La future école spécialisée se greffera au collège des Prés-Clos, formant une cour intérieure. Les couloirs seront assez larges pour la circulation de fauteuils roulants. | Dima Images
Le village ne compte pas 2’000 habitants, et pourtant il s’apprête à accueillir une institution publique pionnière à l’échelle cantonale, et même nationale. Soit le premier collège mêlant école spécialisée pour enfants avec déficiences mentales et/ou physiques, accolée à l’école publique déjà existante, le collège des Prés-Clos.

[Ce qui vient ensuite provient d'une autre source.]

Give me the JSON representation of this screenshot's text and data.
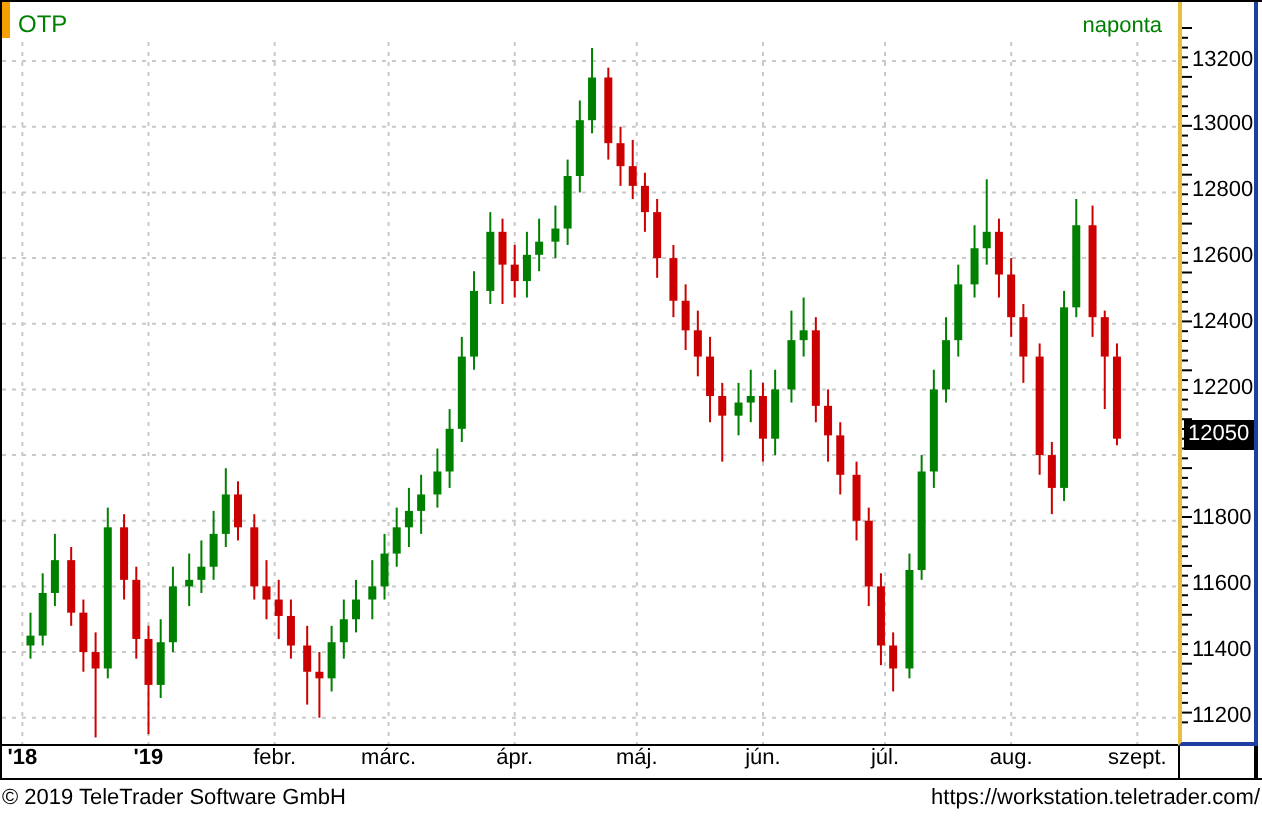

Une quarantaine d’élèves rejoindront ainsi les quelque 200 écoliers déjà scolarisés dans l’établissement. Depuis le début de ce projet nommé DUO, l’intention est claire: créer une infrastructure unie, et non pas deux institutions séparées. «On souhaite créer une circulation fluide et des espaces partagés qui favorisent les échanges entre tous les élèves. L’idée, c’est d’avoir un ensemble scolaire», explique Aurélie Tulot, syndique de Roche. «Il s’agit de créer une identité commune», précise Alban Résin, directeur de la Fondation Dr. Combe, chargée du projet. «On ne met pas ces enfants au fond d’une zone industrielle, en vase clos. Ils ont besoin d’évoluer avec d’autres, tout en bénéficiant d’une attention particulière», renchérit la syndique.
Régionaliser une école inclusive
Si le projet est aujourd’hui dirigé par la Fondation Dr. Combe, l’école DUO a d’abord été portée par la Fondation de Verdeil, alors dirigée par l’ancien municipal rotzéran Cédric Blanc, aujourd’hui directeur de l’école vaudoise.
Subventionnée par le Canton, la Fondation Dr. Combe a «pour but de créer et d’exploiter des structures pour enfants, adolescents et adultes avec déficience motrice avec ou sans handicap associé». L’institution dispose déjà d’une école spécialisée à Lausanne, à proximité du CHUV. Mais le bâtiment nécessite des rénovations conséquentes dans les années à venir.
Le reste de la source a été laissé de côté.